ECLI:NL:CRVB:2018:3390
Centrale Raad van Beroep
- Hoger beroep
- Rechtspraak.nl
Afwijzing aanvraag bijzondere bijstand voor medische kosten, kleding, schoeisel en woonkosten
Op 30 oktober 2018 heeft de Centrale Raad van Beroep uitspraak gedaan in de zaak van appellante tegen het college van burgemeester en wethouders van Breda. Appellante had een aanvraag ingediend voor bijzondere bijstand voor kosten van kleding, schoeisel, medicatie en woonkosten. De aanvraag werd afgewezen omdat de Zorgverzekeringswet (Zvw) als voorliggende voorziening werd beschouwd voor de kosten van medicatie.

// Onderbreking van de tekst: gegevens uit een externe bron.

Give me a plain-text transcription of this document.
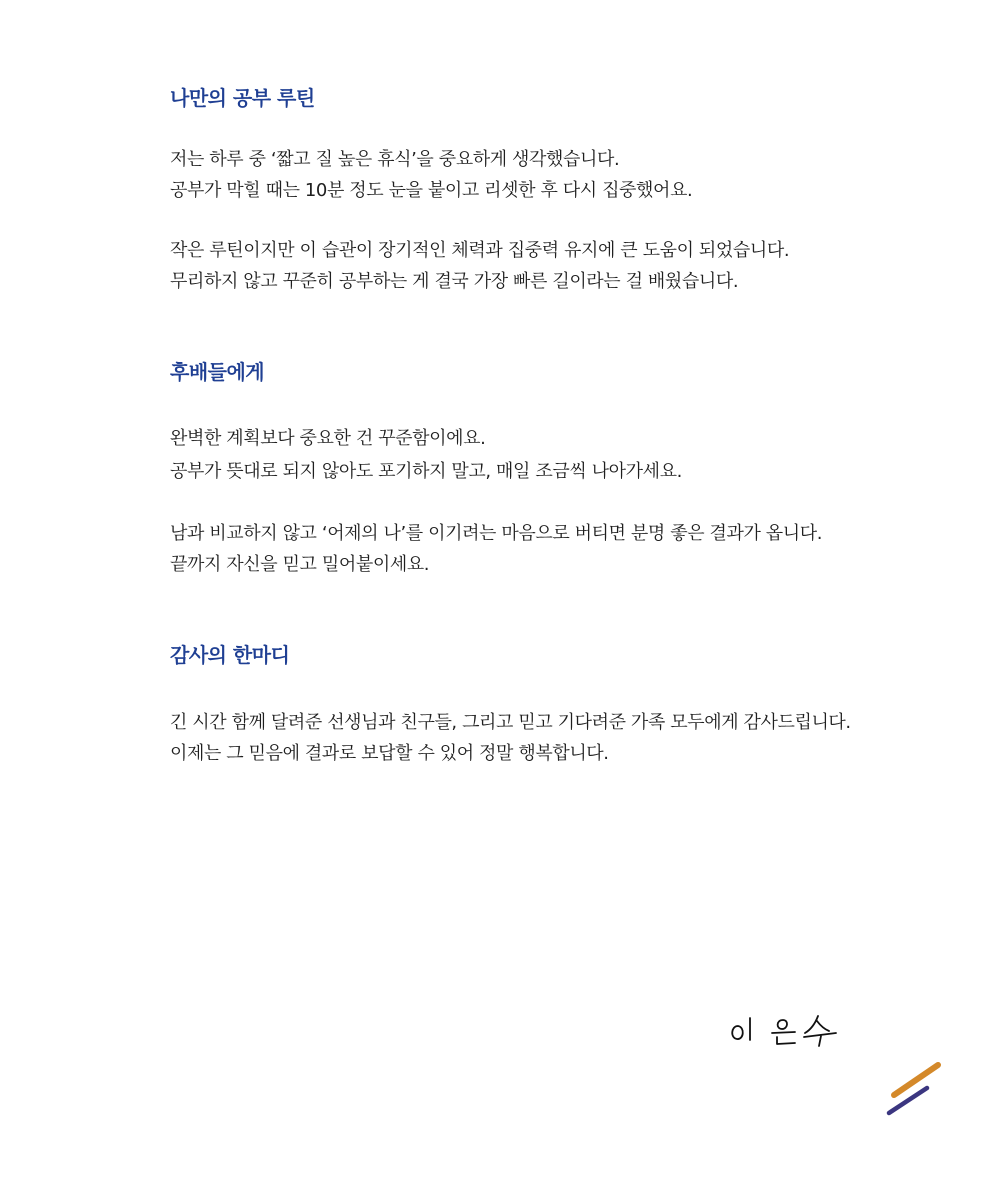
나만의 공부 루틴

저는 하루 중 ‘짧고 질 높은 휴식’을 중요하게 생각했습니다.
공부가 막힐 때는 10분 정도 눈을 붙이고 리셋한 후 다시 집중했어요.

작은 루틴이지만 이 습관이 장기적인 체력과 집중력 유지에 큰 도움이 되었습니다.
무리하지 않고 꾸준히 공부하는 게 결국 가장 빠른 길이라는 걸 배웠습니다.

후배들에게

완벽한 계획보다 중요한 건 꾸준함이에요.
공부가 뜻대로 되지 않아도 포기하지 말고, 매일 조금씩 나아가세요.

남과 비교하지 않고 ‘어제의 나’를 이기려는 마음으로 버티면 분명 좋은 결과가 옵니다.
끝까지 자신을 믿고 밀어붙이세요.

감사의 한마디

긴 시간 함께 달려준 선생님과 친구들, 그리고 믿고 기다려준 가족 모두에게 감사드립니다.
이제는 그 믿음에 결과로 보답할 수 있어 정말 행복합니다.
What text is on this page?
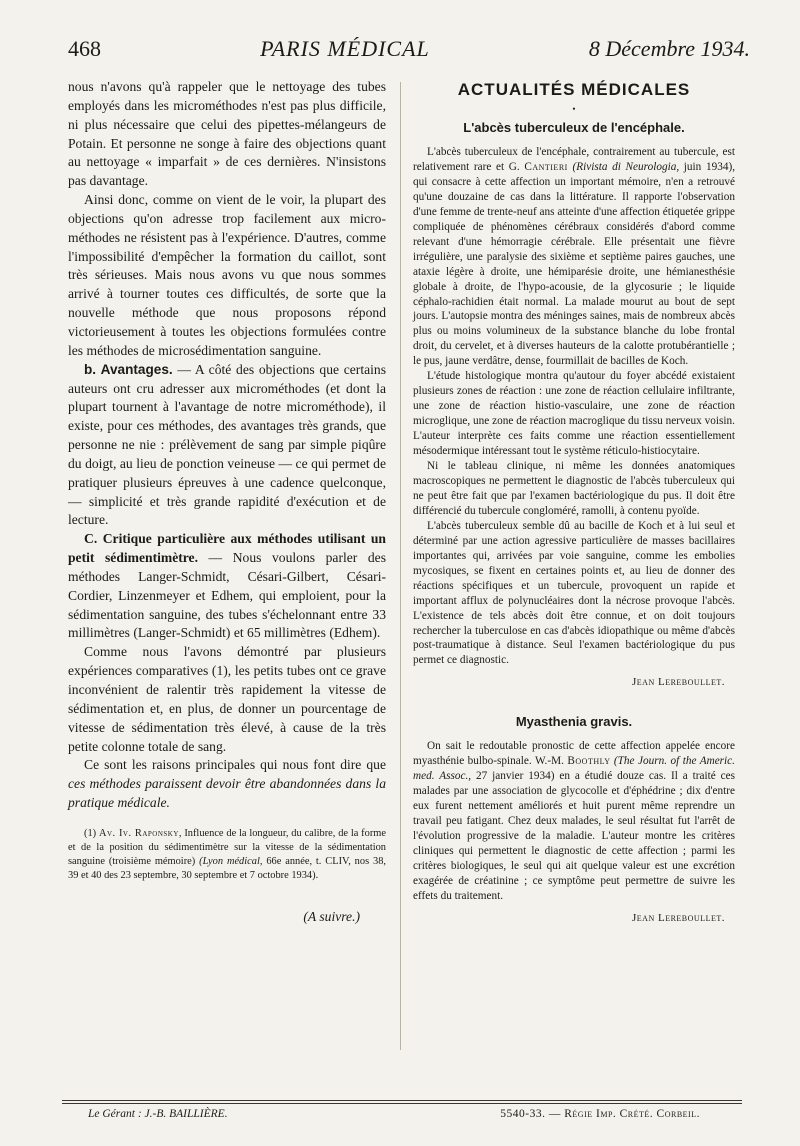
468	PARIS MÉDICAL	8 Décembre 1934.

nous n'avons qu'à rappeler que le nettoyage des tubes employés dans les microméthodes n'est pas plus difficile, ni plus nécessaire que celui des pipettes-mélangeurs de Potain. Et personne ne songe à faire des objections quant au nettoyage « imparfait » de ces dernières. N'insistons pas davantage.

Ainsi donc, comme on vient de le voir, la plupart des objections qu'on adresse trop facilement aux micro-méthodes ne résistent pas à l'expérience. D'autres, comme l'impossibilité d'empêcher la formation du caillot, sont très sérieuses. Mais nous avons vu que nous sommes arrivé à tourner toutes ces difficultés, de sorte que la nouvelle méthode que nous proposons répond victorieusement à toutes les objections formulées contre les méthodes de microsédimentation sanguine.

b. Avantages. — A côté des objections que certains auteurs ont cru adresser aux microméthodes (et dont la plupart tournent à l'avantage de notre microméthode), il existe, pour ces méthodes, des avantages très grands, que personne ne nie : prélèvement de sang par simple piqûre du doigt, au lieu de ponction veineuse — ce qui permet de pratiquer plusieurs épreuves à une cadence quelconque, — simplicité et très grande rapidité d'exécution et de lecture.

C. Critique particulière aux méthodes utilisant un petit sédimentimètre. — Nous voulons parler des méthodes Langer-Schmidt, Césari-Gilbert, Césari-Cordier, Linzenmeyer et Edhem, qui emploient, pour la sédimentation sanguine, des tubes s'échelonnant entre 33 millimètres (Langer-Schmidt) et 65 millimètres (Edhem).

Comme nous l'avons démontré par plusieurs expériences comparatives (1), les petits tubes ont ce grave inconvénient de ralentir très rapidement la vitesse de sédimentation et, en plus, de donner un pourcentage de vitesse de sédimentation très élevé, à cause de la très petite colonne totale de sang.

Ce sont les raisons principales qui nous font dire que ces méthodes paraissent devoir être abandonnées dans la pratique médicale.

(1) Av. Iv. Raponsky, Influence de la longueur, du calibre, de la forme et de la position du sédimentimètre sur la vitesse de la sédimentation sanguine (troisième mémoire) (Lyon médical, 66e année, t. CLIV, nos 38, 39 et 40 des 23 septembre, 30 septembre et 7 octobre 1934).

(A suivre.)
ACTUALITÉS MÉDICALES
•
L'abcès tuberculeux de l'encéphale.

L'abcès tuberculeux de l'encéphale, contrairement au tubercule, est relativement rare et G. Cantieri (Rivista di Neurologia, juin 1934), qui consacre à cette affection un important mémoire, n'en a retrouvé qu'une douzaine de cas dans la littérature. Il rapporte l'observation d'une femme de trente-neuf ans atteinte d'une affection étiquetée grippe compliquée de phénomènes cérébraux considérés d'abord comme relevant d'une hémorragie cérébrale. Elle présentait une fièvre irrégulière, une paralysie des sixième et septième paires gauches, une ataxie légère à droite, une hémiparésie droite, une hémianesthésie globale à droite, de l'hypo-acousie, de la glycosurie ; le liquide céphalo-rachidien était normal. La malade mourut au bout de sept jours. L'autopsie montra des méninges saines, mais de nombreux abcès plus ou moins volumineux de la substance blanche du lobe frontal droit, du cervelet, et à diverses hauteurs de la calotte protubérantielle ; le pus, jaune verdâtre, dense, fourmillait de bacilles de Koch.

L'étude histologique montra qu'autour du foyer abcédé existaient plusieurs zones de réaction : une zone de réaction cellulaire infiltrante, une zone de réaction histio-vasculaire, une zone de réaction microglique, une zone de réaction macroglique du tissu nerveux voisin. L'auteur interprète ces faits comme une réaction essentiellement mésodermique intéressant tout le système réticulo-histiocytaire.

Ni le tableau clinique, ni même les données anatomiques macroscopiques ne permettent le diagnostic de l'abcès tuberculeux qui ne peut être fait que par l'examen bactériologique du pus. Il doit être différencié du tubercule congloméré, ramolli, à contenu pyoïde.

L'abcès tuberculeux semble dû au bacille de Koch et à lui seul et déterminé par une action agressive particulière de masses bacillaires importantes qui, arrivées par voie sanguine, comme les embolies mycosiques, se fixent en certaines points et, au lieu de donner des réactions spécifiques et un tubercule, provoquent un rapide et important afflux de polynucléaires dont la nécrose provoque l'abcès. L'existence de tels abcès doit être connue, et on doit toujours rechercher la tuberculose en cas d'abcès idiopathique ou même d'abcès post-traumatique à distance. Seul l'examen bactériologique du pus permet ce diagnostic.

Jean Lereboullet.
Myasthenia gravis.

On sait le redoutable pronostic de cette affection appelée encore myasthénie bulbo-spinale. W.-M. Boothly (The Journ. of the Americ. med. Assoc., 27 janvier 1934) en a étudié douze cas. Il a traité ces malades par une association de glycocolle et d'éphédrine ; dix d'entre eux furent nettement améliorés et huit purent même reprendre un travail peu fatigant. Chez deux malades, le seul résultat fut l'arrêt de l'évolution progressive de la maladie. L'auteur montre les critères cliniques qui permettent le diagnostic de cette affection ; parmi les critères biologiques, le seul qui ait quelque valeur est une excrétion exagérée de créatinine ; ce symptôme peut permettre de suivre les effets du traitement.

Jean Lereboullet.
Le Gérant : J.-B. BAILLIÈRE.	5540-33. — Régie Imp. Crété. Corbeil.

Voor de kosten van kleding en schoeisel was er geen sprake van bijzondere omstandigheden die een afwijzing konden rechtvaardigen. Ook voor de woonkosten kon appellante niet aantonen dat er bijzondere omstandigheden waren die recht gaven op bijstand. De rechtbank Zeeland-West-Brabant had eerder de afwijzing van het college bevestigd, en in hoger beroep werd deze uitspraak door de Centrale Raad van Beroep bekrachtigd. De Raad oordeelde dat appellante niet had aangetoond dat de kosten voor kleding en schoeisel noodzakelijk waren en dat zij niet had voldaan aan de verplichtingen om naar goedkopere woonruimte te zoeken. De Raad concludeerde dat er geen grond was voor een veroordeling tot schadevergoeding en dat de proceskosten niet vergoed dienden te worden.